Radigue even named her ARP: Jules. “What touched me the most was ‘his voice,’” she said in the interview. “It was so rich and expressive. Even though, when we disagreed …”

With Jules, there was an appealing ease of use, with sliding matrix switches enhancing her music’s tactile sensitivity, which she explored further once she returned to Paris, having divorced Arman in 1967. “Psi 847” and “Transamorem — Transmortem,” which both premiered in art galleries, have timbral shifts and intermittent rhythmic events that intensify already immersive atmospheres.

In the 1970s, she embraced Tibetan Buddhism, abandoning music entirely for three years. When she returned to composing, the incorporation of Buddhist ideas — as in “Songs of Milarepa” and the sprawling “Trilogie,” influenced by the Tibetan Book of the Dead — only redoubled her work’s simple, seamless construction. “Kyema,” subtitled “Intermediate States,” is particularly evocative; following the Book of the Dead’s journey of existential continuity, it avoids finality, meandering slowly and sustained by throbs, overtonelike blemishes and grainy white noise.

It was only when Radigue was in her 60s that she began to receive recognition in France, and it was even later when she earned a living from her music. An unforeseen shift occurred in 2001. For years, Radigue’s sole collaborator had been her cat. Then, with some reluctance, she accepted her first acoustic commission — “Elemental II,” for musician Kasper Toeplitz — and began collaborating more regularly with performers, including on a release with the laptop quartet The Lappetites. Over the past 20 years, collaboration has brought new works tumbling forth; a decade ago, a composition for solo harp, “Occam I,” initiated an enormous cycle of “Occam” works.

The huge “Occam” collection has brought a new philosophy to the fore in her work, derived from Occam’s razor, which declares that “entities should not be multiplied unnecessarily.” That principle of parsimony is a useful way to understand how this defiantly slow recent music comes together: Instead of the piece enacting a process of distillation, it now starts with material that is already incredibly distilled.

For the listener, the newer work is still made of the same building blocks as her music has had for decades: slow-moving fundamentals, shimmering harmonics, microtones and long spans of material.
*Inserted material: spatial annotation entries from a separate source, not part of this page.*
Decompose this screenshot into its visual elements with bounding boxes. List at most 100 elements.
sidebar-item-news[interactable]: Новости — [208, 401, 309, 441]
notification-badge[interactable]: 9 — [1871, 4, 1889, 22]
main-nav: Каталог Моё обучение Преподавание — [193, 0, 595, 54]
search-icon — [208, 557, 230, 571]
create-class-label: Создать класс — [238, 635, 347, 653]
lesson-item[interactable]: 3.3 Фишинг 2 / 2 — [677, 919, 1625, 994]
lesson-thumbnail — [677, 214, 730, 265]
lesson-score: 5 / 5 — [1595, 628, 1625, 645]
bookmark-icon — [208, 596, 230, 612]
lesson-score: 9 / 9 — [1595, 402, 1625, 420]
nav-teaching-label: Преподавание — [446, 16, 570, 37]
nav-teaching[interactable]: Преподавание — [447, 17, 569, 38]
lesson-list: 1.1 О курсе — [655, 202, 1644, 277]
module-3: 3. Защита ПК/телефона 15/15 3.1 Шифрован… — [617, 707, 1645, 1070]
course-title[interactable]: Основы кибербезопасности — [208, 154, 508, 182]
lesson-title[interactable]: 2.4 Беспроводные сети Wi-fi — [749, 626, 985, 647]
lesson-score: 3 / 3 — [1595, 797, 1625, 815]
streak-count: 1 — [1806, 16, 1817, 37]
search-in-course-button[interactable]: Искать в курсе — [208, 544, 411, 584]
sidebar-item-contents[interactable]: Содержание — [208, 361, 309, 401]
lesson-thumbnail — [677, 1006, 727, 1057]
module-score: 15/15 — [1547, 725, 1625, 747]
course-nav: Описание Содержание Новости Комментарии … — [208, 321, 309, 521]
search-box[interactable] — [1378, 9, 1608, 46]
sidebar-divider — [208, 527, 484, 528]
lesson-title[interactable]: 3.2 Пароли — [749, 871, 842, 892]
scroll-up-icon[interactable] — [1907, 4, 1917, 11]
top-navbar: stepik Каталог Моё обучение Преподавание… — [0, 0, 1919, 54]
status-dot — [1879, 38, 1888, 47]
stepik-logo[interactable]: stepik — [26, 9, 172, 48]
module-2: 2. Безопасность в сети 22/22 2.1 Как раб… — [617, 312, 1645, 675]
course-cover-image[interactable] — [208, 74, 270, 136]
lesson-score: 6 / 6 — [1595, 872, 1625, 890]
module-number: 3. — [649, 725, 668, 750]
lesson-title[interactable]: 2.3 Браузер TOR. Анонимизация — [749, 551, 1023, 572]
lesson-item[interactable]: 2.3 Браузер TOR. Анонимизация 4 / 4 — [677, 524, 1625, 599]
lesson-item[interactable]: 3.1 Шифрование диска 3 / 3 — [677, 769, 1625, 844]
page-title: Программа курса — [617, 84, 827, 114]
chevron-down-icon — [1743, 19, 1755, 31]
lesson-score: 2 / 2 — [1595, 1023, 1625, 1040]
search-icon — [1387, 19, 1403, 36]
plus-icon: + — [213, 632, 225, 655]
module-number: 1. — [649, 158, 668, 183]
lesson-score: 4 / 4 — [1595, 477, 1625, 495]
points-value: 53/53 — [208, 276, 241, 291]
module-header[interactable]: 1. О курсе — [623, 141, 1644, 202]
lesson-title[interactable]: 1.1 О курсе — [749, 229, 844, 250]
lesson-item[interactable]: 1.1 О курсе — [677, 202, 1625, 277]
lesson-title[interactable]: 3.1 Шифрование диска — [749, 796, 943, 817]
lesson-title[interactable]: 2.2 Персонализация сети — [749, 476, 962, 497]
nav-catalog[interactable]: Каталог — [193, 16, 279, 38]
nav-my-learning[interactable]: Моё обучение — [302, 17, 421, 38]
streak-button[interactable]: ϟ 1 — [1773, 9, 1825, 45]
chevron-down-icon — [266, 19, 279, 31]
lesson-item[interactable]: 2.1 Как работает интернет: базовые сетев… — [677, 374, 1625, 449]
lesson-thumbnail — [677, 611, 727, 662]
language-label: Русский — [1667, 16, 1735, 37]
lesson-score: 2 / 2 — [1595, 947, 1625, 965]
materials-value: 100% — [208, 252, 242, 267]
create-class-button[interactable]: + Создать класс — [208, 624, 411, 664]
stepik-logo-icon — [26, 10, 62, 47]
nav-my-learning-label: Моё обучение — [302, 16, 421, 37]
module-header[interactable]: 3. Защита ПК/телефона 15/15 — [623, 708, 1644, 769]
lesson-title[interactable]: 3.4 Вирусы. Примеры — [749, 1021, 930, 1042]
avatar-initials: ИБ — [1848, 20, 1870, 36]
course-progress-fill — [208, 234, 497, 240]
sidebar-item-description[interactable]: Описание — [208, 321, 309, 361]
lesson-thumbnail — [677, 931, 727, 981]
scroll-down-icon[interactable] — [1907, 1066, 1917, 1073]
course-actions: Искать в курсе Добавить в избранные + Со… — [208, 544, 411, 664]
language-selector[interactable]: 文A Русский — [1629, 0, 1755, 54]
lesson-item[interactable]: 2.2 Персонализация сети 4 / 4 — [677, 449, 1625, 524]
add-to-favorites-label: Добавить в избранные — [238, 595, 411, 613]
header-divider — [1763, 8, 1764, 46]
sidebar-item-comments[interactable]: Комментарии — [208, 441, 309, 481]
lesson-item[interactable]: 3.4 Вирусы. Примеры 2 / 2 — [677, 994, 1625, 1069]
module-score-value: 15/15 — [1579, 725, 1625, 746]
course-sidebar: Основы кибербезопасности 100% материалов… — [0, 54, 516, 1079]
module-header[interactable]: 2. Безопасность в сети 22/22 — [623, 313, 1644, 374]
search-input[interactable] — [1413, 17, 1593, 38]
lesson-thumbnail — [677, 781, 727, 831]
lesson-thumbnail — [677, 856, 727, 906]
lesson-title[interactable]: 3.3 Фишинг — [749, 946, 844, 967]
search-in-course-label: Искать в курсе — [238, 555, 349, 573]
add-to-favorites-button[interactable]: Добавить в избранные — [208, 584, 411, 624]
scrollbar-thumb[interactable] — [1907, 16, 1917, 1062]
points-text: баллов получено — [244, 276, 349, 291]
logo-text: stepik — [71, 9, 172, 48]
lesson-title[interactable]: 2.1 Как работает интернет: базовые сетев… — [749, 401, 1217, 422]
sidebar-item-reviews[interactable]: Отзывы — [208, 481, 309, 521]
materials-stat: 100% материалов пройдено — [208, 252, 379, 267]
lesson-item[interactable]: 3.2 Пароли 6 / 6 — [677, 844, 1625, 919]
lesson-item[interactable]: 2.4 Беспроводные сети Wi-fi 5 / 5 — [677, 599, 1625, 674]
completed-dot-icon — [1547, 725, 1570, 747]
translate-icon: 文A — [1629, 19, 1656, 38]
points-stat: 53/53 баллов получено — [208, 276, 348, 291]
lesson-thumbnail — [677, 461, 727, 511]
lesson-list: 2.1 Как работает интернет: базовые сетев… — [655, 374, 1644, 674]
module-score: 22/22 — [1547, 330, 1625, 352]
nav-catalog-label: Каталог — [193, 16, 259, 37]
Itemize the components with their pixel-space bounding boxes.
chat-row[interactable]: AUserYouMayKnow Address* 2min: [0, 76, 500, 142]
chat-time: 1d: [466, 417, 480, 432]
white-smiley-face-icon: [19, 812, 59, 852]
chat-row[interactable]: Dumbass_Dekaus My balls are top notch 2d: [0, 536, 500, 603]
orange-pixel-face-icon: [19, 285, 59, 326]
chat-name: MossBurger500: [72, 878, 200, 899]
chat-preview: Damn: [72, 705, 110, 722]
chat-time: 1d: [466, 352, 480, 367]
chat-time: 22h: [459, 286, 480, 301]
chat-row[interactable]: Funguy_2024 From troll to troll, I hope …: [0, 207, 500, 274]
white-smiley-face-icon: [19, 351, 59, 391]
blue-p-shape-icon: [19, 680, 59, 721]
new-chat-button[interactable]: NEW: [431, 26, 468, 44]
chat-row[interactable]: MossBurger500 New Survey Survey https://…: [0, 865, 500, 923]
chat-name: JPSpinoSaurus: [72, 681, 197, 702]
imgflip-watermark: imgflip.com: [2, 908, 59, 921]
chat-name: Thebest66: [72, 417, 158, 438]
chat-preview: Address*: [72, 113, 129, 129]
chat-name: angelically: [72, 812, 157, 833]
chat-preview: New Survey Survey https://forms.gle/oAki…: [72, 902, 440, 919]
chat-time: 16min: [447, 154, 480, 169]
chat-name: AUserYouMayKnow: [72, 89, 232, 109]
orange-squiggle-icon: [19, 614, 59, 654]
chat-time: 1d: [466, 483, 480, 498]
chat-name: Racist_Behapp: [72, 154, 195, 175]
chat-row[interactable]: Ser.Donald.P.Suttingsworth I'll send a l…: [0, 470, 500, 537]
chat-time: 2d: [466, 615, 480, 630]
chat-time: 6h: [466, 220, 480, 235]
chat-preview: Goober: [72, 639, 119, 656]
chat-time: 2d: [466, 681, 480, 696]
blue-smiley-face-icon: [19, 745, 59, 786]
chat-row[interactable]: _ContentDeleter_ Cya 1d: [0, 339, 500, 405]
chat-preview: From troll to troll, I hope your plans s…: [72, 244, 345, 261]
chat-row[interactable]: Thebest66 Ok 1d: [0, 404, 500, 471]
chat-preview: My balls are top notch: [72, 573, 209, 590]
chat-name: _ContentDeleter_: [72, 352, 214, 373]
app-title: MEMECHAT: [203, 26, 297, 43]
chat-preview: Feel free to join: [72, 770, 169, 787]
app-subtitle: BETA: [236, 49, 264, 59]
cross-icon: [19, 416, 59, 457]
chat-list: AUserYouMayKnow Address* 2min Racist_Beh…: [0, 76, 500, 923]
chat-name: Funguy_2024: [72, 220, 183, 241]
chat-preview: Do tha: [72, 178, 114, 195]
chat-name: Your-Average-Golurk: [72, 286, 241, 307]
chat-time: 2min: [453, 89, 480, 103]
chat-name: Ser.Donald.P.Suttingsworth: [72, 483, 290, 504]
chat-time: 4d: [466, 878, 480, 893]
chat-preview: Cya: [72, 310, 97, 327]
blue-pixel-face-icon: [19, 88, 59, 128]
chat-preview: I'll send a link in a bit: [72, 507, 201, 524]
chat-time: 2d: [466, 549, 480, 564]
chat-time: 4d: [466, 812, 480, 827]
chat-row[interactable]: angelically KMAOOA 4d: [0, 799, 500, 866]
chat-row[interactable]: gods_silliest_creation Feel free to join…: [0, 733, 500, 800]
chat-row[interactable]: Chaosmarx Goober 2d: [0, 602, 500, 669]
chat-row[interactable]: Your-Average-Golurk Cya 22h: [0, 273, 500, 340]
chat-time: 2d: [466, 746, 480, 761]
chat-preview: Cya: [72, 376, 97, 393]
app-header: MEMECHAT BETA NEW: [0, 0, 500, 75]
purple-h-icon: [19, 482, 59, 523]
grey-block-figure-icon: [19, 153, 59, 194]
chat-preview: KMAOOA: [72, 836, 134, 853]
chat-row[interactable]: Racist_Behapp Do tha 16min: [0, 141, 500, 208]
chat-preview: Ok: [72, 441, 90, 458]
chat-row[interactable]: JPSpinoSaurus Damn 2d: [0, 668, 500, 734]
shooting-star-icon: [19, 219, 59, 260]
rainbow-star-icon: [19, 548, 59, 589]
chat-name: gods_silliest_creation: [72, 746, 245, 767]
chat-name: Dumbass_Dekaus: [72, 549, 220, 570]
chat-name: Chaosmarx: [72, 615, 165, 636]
The only real change is that a few more people now share the process of conception and realization.

In the interview, she said that this late-career blossoming was fading. “It’s difficult now,” she wrote. “I’m quite old, with some health troubles, and I have to reduce my activities.”

But any slowing in her output cannot diminish a career that epitomizes committed artistry: a composer who stumbled on a sound and has spent a lifetime nurturing it.